As Wola Nani explored whether to bring in outside experts to bring more structure to the groups, Ravishankar proposed something different: She saw value in the fact that Wola Nani was making use of their own clients as support group counselors, and she proposed a research project to get to know more about clients’ needs and recommend ways to structure the support groups to best meet those needs.
As she delved deeper into the research and into the relationships she made, she knew she wanted to contribute more. She decided she would return in the summer of 2011 and extend her research. With funding from N.C. State’s Undergraduate Research office, the University Honors Program and the Caldwell Fellows program – plus the help of professors at N.C. State and at the University of Cape Town — Ravishankar devised a qualitative anthropology field research project studying stigma’s impact on HIV patients’ anti-retroviral treatment adherence.
What she found once she started her research stood at odds with what she’d been reading in the literature.

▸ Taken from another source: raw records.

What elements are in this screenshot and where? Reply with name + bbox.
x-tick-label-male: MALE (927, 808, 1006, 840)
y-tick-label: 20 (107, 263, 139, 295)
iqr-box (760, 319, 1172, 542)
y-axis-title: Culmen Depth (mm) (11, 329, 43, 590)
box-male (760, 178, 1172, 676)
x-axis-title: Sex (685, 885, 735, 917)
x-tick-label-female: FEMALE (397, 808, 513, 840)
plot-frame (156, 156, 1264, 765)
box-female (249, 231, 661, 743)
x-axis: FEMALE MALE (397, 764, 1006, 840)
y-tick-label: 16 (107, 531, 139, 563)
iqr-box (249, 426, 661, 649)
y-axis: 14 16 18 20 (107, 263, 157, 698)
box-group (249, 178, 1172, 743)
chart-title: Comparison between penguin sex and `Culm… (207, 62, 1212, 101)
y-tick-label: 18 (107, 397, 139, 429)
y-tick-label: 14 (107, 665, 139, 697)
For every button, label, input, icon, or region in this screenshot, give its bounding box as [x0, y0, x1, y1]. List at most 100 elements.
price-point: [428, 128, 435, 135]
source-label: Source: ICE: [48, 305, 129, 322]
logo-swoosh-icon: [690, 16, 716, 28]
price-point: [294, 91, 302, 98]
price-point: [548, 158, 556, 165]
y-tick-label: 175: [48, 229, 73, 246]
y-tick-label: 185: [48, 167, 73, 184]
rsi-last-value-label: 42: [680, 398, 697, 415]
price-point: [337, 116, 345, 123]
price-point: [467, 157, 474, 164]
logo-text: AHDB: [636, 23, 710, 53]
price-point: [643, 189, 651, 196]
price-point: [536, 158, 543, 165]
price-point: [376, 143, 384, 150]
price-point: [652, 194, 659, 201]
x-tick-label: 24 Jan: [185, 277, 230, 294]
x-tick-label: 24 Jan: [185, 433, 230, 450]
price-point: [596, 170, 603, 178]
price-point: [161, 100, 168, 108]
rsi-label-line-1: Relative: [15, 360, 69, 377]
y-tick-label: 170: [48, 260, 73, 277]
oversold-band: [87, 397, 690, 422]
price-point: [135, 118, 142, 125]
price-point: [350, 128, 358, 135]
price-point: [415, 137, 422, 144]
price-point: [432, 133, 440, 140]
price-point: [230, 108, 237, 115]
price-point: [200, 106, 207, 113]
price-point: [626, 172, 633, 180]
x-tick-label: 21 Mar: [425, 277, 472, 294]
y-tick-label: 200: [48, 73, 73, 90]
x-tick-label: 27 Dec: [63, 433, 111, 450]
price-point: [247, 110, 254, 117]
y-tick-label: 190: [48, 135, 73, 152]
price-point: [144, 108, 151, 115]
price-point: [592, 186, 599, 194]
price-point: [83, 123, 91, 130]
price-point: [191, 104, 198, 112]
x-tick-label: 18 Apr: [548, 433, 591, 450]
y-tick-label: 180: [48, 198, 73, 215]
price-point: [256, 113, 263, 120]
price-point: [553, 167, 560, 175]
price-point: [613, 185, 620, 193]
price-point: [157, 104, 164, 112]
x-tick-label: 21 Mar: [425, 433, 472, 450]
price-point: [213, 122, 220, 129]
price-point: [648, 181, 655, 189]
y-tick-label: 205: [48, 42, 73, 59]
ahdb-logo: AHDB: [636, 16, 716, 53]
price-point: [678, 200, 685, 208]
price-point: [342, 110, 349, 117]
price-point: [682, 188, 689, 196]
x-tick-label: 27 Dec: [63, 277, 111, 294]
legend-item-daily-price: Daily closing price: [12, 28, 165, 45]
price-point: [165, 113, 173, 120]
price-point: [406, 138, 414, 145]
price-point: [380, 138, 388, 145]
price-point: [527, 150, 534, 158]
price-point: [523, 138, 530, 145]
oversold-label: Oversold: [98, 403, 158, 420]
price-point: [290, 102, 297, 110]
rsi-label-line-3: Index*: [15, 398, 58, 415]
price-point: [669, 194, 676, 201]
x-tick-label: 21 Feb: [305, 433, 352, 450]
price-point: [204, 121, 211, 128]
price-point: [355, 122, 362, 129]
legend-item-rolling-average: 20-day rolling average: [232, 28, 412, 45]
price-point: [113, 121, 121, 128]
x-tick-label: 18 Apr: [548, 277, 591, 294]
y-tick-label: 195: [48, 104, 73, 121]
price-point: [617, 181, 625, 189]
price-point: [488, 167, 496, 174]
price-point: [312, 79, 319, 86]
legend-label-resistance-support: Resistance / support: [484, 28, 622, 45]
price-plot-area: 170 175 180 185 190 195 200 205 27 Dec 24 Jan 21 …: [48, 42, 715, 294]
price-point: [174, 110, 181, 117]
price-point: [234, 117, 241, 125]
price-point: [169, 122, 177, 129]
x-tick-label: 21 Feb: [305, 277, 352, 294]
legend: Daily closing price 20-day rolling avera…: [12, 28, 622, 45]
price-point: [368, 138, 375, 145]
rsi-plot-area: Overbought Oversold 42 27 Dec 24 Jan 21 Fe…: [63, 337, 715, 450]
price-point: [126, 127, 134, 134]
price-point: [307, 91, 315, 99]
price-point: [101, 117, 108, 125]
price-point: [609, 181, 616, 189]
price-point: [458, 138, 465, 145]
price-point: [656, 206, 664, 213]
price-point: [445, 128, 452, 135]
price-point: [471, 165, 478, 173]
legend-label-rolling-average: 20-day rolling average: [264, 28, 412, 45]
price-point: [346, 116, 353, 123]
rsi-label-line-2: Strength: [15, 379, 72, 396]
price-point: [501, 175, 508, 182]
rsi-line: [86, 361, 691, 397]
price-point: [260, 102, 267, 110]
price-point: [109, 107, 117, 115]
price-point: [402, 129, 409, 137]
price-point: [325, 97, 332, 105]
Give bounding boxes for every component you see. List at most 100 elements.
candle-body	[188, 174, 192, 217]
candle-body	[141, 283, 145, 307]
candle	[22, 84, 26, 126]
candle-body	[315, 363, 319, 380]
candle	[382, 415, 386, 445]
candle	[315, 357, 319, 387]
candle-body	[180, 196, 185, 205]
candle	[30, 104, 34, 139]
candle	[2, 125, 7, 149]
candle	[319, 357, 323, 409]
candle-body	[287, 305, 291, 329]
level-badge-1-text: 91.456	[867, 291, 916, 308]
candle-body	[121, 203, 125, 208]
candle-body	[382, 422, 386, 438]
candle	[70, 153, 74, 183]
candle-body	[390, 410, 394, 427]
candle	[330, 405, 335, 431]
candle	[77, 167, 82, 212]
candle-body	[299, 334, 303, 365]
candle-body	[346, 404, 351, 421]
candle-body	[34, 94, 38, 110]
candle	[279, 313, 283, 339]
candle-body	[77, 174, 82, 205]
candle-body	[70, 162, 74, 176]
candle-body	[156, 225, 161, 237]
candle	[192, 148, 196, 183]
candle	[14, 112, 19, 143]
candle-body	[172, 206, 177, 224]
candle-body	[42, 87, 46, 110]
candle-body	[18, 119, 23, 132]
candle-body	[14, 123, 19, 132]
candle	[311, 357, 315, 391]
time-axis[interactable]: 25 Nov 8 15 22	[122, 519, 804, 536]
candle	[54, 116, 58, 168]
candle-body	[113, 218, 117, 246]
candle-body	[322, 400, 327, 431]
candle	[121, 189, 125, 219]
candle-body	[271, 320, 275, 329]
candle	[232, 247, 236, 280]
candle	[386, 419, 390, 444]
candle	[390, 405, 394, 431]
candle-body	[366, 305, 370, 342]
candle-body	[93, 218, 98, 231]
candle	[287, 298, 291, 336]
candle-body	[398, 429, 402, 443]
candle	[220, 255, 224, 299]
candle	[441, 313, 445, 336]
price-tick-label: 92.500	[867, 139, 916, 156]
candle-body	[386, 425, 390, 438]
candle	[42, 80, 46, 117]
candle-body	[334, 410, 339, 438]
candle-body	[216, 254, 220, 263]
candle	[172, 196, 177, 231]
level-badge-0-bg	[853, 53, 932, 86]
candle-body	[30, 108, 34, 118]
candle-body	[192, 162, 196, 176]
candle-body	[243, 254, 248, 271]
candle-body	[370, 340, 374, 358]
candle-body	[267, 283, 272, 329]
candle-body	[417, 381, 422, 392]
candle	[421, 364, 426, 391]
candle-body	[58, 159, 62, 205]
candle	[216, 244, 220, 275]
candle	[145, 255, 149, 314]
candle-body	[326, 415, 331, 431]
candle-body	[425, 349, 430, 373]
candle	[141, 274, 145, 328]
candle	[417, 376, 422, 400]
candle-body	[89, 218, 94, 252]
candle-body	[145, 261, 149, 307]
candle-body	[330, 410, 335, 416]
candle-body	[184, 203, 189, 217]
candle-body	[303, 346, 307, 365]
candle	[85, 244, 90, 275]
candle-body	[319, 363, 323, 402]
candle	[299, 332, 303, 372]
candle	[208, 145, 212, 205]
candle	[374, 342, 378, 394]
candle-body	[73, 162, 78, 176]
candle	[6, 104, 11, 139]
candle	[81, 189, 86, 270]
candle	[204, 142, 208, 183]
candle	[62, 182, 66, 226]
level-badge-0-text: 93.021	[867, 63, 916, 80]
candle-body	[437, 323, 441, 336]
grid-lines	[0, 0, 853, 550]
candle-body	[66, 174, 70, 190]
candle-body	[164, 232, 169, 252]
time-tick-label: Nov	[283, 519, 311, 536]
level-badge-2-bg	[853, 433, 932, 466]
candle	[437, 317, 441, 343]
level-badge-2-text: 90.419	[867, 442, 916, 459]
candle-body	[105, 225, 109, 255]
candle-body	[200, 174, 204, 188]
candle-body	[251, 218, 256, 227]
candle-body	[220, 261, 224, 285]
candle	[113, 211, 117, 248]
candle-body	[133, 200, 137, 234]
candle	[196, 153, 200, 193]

“As I talked to people, I began to realize that my view on HIV before I got there to do this research was about five to 10 years outdated,” she says. “What I heard all the time when I started this research was, ‘Well, my brother in 1996 had HIV, and there was stigma back then, but now it’s always on the TV. People are disclosing in church. There are posters everywhere.’ ‘All of my family knows.’ ‘Everyone supports me.’
“I was able to see how stigma had evolved to become less of a factor, so I wanted to find out what other factors could be involved in adherence to anti-retroviral treatment,” she recalls.
“If stigma doesn’t play as big a role, then what does?”
In the end, Ravishankar identified alcoholism, domestic abuse, the market for ARVs as recreational drugs, and poverty as significant factors. Without much money for food, patients would sometimes take medications without eating – which can lead to hallucinations and other significant side effects, she says.
This realization spurred Ravishankar to begin working toward a community development project to resolve impoverished patients’ need for food: With a service grant from Mercy Corps, a U.S. nonprofit organization focused on helping people build secure, productive and just communities, she plans to implement neighborhood gardens in townships where people with HIV can grow their own fruits and vegetables.
Ravishankar also wants to continue to do research on HIV in Cape Town. Her next possible topic: how people disclose the fact that they have HIV.
“Just as the reasons behind anti-retroviral treatment adherence were much more complex than I had thought, so was disclosure,” she says. “Disclosure isn’t just a one-time thing where people say, ‘I have HIV.’ It’s an ongoing process, and I want to learn more about that.”
As she talks about these projects and about the possibility of studying international development, public health and medical anthropology at Oxford University or the University of London’s School of Oriental and African Studies, Ravishankar can’t help but return to that 3-year-old boy she met.
“Seeing that my being with the boy at the hospital was helping him recover, I felt it was my responsibility to continue there. And this is the way I feel about the people I met through Wola Nani, as well,” she says. “When I think of going back to Cape Town, I have an image of specific people in my head. They are more than HIV positive people to me, and I don’t want them to think I’ve forgotten them. I want to take what they’ve said and continue to develop and to learn and ultimately to empower them to address the needs of their communities.”